By David Hartley, Director Fraud and Financial Crime Practice, SAS EMEA & AP
Insurers are embracing digital to meet the demands of the modern consumer. And of course there are obvious benefits to them from less costly, more streamlined interactions with their customers. The trouble is that digitisation comes with a major health warning: unless insurers put suitable measures in place, they risk being exposed by increasingly sophisticated fraudsters and falling prey to one in around every 10 claims being fraudulent.
Since the turn of the millennium, ‘brochure web sites’ for insurance companies have been replaced with ecommerce platforms that can transact new business directly with customers online. More recently we have seen the rise of the insurance aggregator, allowing customers to enter their insurance needs into a website and in seconds receive quotes from potentially hundreds of insurers. It has improved choice and made the marketplace more competitive.

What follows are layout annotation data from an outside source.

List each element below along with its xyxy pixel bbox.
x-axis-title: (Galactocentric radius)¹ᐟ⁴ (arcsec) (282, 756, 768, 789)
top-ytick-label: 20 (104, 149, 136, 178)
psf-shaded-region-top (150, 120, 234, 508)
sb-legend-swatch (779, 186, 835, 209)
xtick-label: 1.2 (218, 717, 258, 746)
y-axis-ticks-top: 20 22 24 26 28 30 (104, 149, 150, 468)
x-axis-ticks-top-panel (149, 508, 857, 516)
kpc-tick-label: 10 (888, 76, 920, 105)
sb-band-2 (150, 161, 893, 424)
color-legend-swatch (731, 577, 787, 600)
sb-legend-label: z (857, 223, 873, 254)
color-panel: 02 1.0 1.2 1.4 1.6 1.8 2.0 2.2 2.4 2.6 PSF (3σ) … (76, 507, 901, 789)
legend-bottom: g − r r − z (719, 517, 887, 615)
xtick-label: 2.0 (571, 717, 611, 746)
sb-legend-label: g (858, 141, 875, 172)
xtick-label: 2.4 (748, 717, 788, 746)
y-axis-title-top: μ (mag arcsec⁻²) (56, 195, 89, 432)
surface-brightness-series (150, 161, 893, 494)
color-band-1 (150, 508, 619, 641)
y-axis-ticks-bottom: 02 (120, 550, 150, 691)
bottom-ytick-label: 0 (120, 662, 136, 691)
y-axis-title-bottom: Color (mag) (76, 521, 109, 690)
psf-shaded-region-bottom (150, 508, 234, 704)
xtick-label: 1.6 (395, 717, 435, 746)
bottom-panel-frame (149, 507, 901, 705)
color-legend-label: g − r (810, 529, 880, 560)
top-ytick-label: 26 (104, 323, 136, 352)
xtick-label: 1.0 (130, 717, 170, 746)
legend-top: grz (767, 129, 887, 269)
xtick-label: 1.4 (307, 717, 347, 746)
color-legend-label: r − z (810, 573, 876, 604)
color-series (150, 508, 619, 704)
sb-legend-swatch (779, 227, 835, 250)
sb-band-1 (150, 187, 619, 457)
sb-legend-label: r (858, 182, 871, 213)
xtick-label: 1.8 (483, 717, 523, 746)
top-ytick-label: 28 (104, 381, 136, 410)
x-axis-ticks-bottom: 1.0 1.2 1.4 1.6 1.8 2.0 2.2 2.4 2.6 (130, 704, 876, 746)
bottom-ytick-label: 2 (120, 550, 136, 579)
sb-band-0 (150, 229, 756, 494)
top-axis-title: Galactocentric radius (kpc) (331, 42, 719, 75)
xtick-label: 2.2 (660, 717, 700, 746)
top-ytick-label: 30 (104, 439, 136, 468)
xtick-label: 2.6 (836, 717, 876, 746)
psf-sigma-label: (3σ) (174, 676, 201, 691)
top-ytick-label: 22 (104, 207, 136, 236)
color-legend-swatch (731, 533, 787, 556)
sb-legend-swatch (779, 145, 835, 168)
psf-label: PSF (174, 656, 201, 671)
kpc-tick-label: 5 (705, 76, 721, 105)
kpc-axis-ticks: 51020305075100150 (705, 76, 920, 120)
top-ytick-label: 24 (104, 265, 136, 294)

Fast forward to today and insurers are digitising more of the insurance process. This includes mid-term policy adjustments, claims notification and claims updates through self-service web interfaces and mobile apps.
While insurers are improving their digitisation capabilities, criminals are finding new ways to bypass the law and detection measures. The Association of British Insurers estimates that fraud adds, on average, an extra £50 to the annual insurance bill for every UK policyholder.
An emerging concern is that the increased focus on digital technologies is removing experienced insurance staff from the centre of the insurer. Where they would normally be introducing, holding and managing a relationship with the customer, new technologies such as ‘robo-advisors’ and easy-to-use web enquiry pages are set to replace this. This removes the human interaction aspect from a new business and claims process. Whilst this makes sense from a cost benefit aspect, some insurers have not considered the potential impact on fraud rates.
The sophistication of fraudsters and their determination to crack the system should not be underestimated. Individuals, households or organised criminal gangs who deliberately invent or expand claims will invest time and energy into understanding how best to exploit an insurer’s weaknesses in its fraud defences. Once known, expect a fraudster to act quickly to exploit a weakness – velocity of fraud is definitely on the rise.
Rise of the armchair fraudster
Does digitisation make it too easy for premeditative fraudsters to make claims? Perhaps. For example, fraudsters can manipulate a motor insurance quote from the comfort of their armchair. Changing rating factors such as annual mileage, or where a vehicle is kept overnight can significantly reduce the quotation. Similarly, when there’s a real claim for stolen property, it’s easy for the fraudster to add a few additional items to the list, or inflate the value of a damaged or stolen item.
A number of claims managers have expressed concerns that digital platforms and processes are not monitoring the full spectrum of clients. We’ve heard cases where, post-digitisation, the claims incidence for a given book of policy business has increased significantly. There is no guarantee this unwelcome uplift is due to fraud but it seems likely.
For the 90 per cent of customers that make a genuine claim insurers want to ensure that they get the best service possible. And many digitisation efforts are looking to address this and should be applauded.
But what about the one in 10?
Insurers are already embarking on ground-breaking anti-fraud projects. For example, identifying the IP address of an applicant or claimant’s computer or mobile device and looking for repeats has helped stem some of the tide.
What if we could use the data that exists within the insurer to progress the claimant or new business applicant down a specific path? Straight Through Processing (STP) has been around for some time, but what if we had real confidence that those claimants who were going down an STP route were part of the 90 per cent, rather than the 10 per cent?
Fraud analytics can be used to help steer the customer journey. Insurers can leverage real-time analytics to work out which claimants should go through the STP channel, or be automatically accepted as new business.
Analytics can also be used to identify which claimants or new business applicants should be referred to an insurance professional. Data analytics can screen new applicant to see if they ‘fit’ into a known high scoring fraud ring, and then pass this on for further investigation. Emerging threats and trends can be identified based on the insurer’s data, enabling the insurer to stay ahead of the next fraud wave.
Insurers using digital transformation programmes to provide a customer centric service should be encouraged, especially if they also have anti-fraud measures in place to protect their customers and lower premiums.